ITV struggle to crown a Superstar



The Bible tells us that God made the world in six days, and on the seventh day he rested. That last part must have sounded pretty appealing to the Superstar hopefuls, caught in the midst of a gruelling singing marathon. Up for grabs: the role of Jesus in the arena tour of (Lord) Andrew Lloyd Webber’s and Tim Rice’s Jesus Christ Superstar later this year.

A few tears, a soupcon of drama and plenty of voices cracking under the strain brought us to Wednesday’s finale. Amanda Holden, impressively vapid to the end, continued her onslaught on the nation’s hearing by yelling into her mic and her assault on viewers’ patience by greeting every performance, however mundane, with: “Oh my goodness!”

The last three contestants – Ben, Roger and Rory – were, as it happened, the three I’d wanted in the final from the start. Poor Ben made a misstep as he kicked off with Queen’s Who Wants to Live Forever?, but handled the boob with disarming charm (sorry, must be Dawn French’s influence rubbing off on me there).  

Rory, my first choice from the word go, was up next with local radio favourite I Don’t Want to Miss a Thing. This time round, though, I found I didn’t agree with that sentiment and started checking Twitter instead. Meanwhile, Roger’s brave, last-minute decision to change his song paid off, his warm, rich voice caressing Elton John’s Don’t Let the Sun Go Down on Me.

Then, in a grudging nod to the fact this was actually a show about musical theatre, all three contestants joined forces for a cut-down, cut-price version of Gethsemane from Jesus Christ Superstar. Huge sighs of relief when that was over. (Not because anybody muffed “the scream”, but because it meant no one had to worry about pronouncing “Gethsemane” again anytime soon.)

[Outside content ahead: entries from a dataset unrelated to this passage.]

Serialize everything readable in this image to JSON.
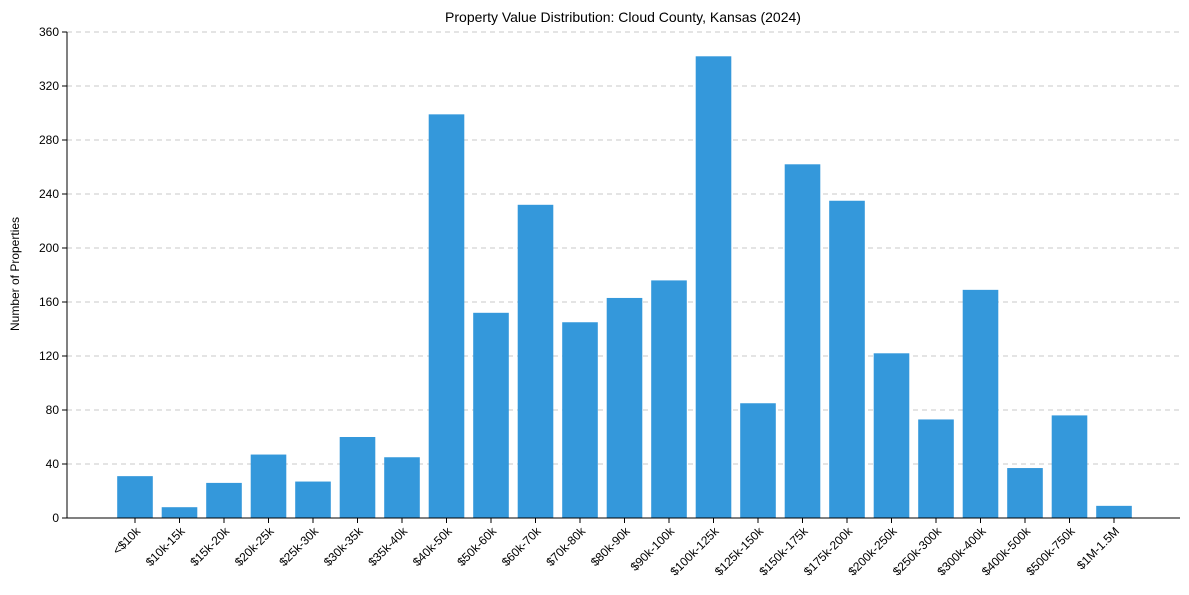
{
  "chart_data": {
    "type": "bar",
    "title": "Property Value Distribution: Cloud County, Kansas (2024)",
    "xlabel": "",
    "ylabel": "Number of Properties",
    "ylim": [
      0,
      360
    ],
    "yticks": [
      0,
      40,
      80,
      120,
      160,
      200,
      240,
      280,
      320,
      360
    ],
    "grid": true,
    "bar_color": "#3498db",
    "categories": [
      "<$10k",
      "$10k-15k",
      "$15k-20k",
      "$20k-25k",
      "$25k-30k",
      "$30k-35k",
      "$35k-40k",
      "$40k-50k",
      "$50k-60k",
      "$60k-70k",
      "$70k-80k",
      "$80k-90k",
      "$90k-100k",
      "$100k-125k",
      "$125k-150k",
      "$150k-175k",
      "$175k-200k",
      "$200k-250k",
      "$250k-300k",
      "$300k-400k",
      "$400k-500k",
      "$500k-750k",
      "$1M-1.5M"
    ],
    "values": [
      31,
      8,
      26,
      47,
      27,
      60,
      45,
      299,
      152,
      232,
      145,
      163,
      176,
      342,
      85,
      262,
      235,
      122,
      73,
      169,
      37,
      76,
      9
    ]
  }
}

Of course, to get a proper sense of how Rory, Roger and Ben would not only sing but, more importantly, also act the song, what we really needed to hear were three separate renditions of Gethsemane. But since ITV had long since given up on the idea of the audience voting for talent – a change in the shows’ running order early on rendering a phone vote for your favourite personality the only option – it probably didn’t matter that much.

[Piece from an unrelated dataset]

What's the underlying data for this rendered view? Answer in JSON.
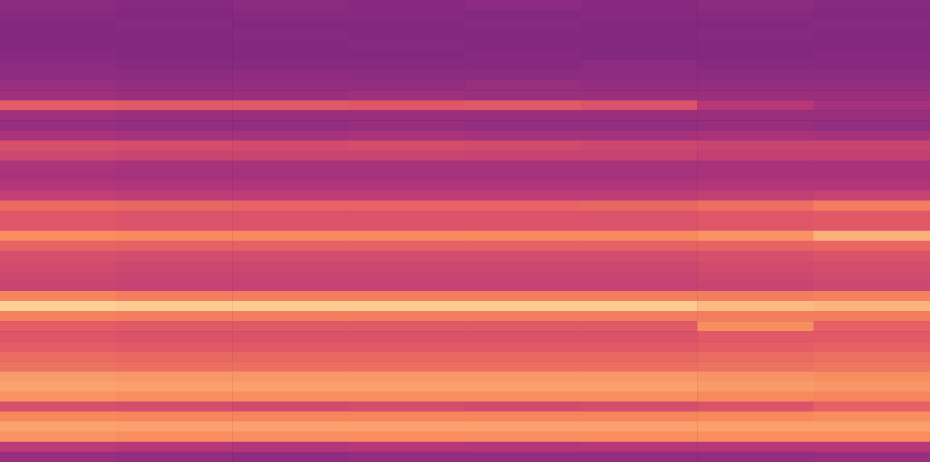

Before the result was announced, there was (unfortunately) just time for Mel C, Jesus Christ Superstar’s Mary Magdalene, to sing I Don’t Know How to Love Him, joined by the Lord himself (no, not that one, the other one) on piano. And if, in promising us this “exclusive” performance, ITV meant “underwhelming” and “instantly forgettable”, they were bang on. By now, Amanda’s “Oh my goodness!” was sounding seriously devalued.

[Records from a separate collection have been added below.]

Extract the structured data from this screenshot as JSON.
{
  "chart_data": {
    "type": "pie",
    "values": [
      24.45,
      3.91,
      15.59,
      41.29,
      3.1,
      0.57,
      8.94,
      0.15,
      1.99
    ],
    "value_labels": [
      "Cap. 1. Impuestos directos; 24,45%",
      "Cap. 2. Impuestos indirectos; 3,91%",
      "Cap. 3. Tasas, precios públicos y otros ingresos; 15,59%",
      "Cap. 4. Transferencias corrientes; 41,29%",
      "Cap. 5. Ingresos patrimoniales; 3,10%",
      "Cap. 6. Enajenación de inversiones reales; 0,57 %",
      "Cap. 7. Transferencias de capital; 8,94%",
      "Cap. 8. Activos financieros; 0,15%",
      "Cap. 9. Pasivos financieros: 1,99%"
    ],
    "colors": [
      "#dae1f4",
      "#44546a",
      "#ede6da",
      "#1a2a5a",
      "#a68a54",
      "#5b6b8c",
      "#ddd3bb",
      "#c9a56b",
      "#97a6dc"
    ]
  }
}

In the end, Rowan Atkinson lookalike Ben Forster emerged triumphant. And I suppose if Mr Bean put in a musical appearance at the Olympics opening ceremony, it’s not so very unlikely he’d pop up in a rock opera at the O2 arena.

I’ve watched most of the Lloyd Webber talent shows and this was the first series where I couldn’t pick out an obvious winner. Stripping Superstar across 10 nights gave us less time to get to know the characters involved – and a few more musical theatre songs would have helped enormously to prove who had the acting chops for the role.

Appearances by The Scissor Sisters, Paloma Faith and Gary Barlow were all very well, but why didn’t we see some contributions from West End shows? Phantom, Les Mis, The Lion King and Blood Brothers, to name but a few, all have some storming tunes, far better suited to a musical theatre talent show. Throw in a presenter who’s a personality-free zone and a production team who couldn’t see that by holding the sing-off at the start of each show they were squandering all the tension, and in the end it amounts to a less than impressive offering.

I love Andrew Lloyd Webber’s star searches and I hope he’ll do others in future. But on this showing, I’m praying 
fervently for no Second Coming from ITV.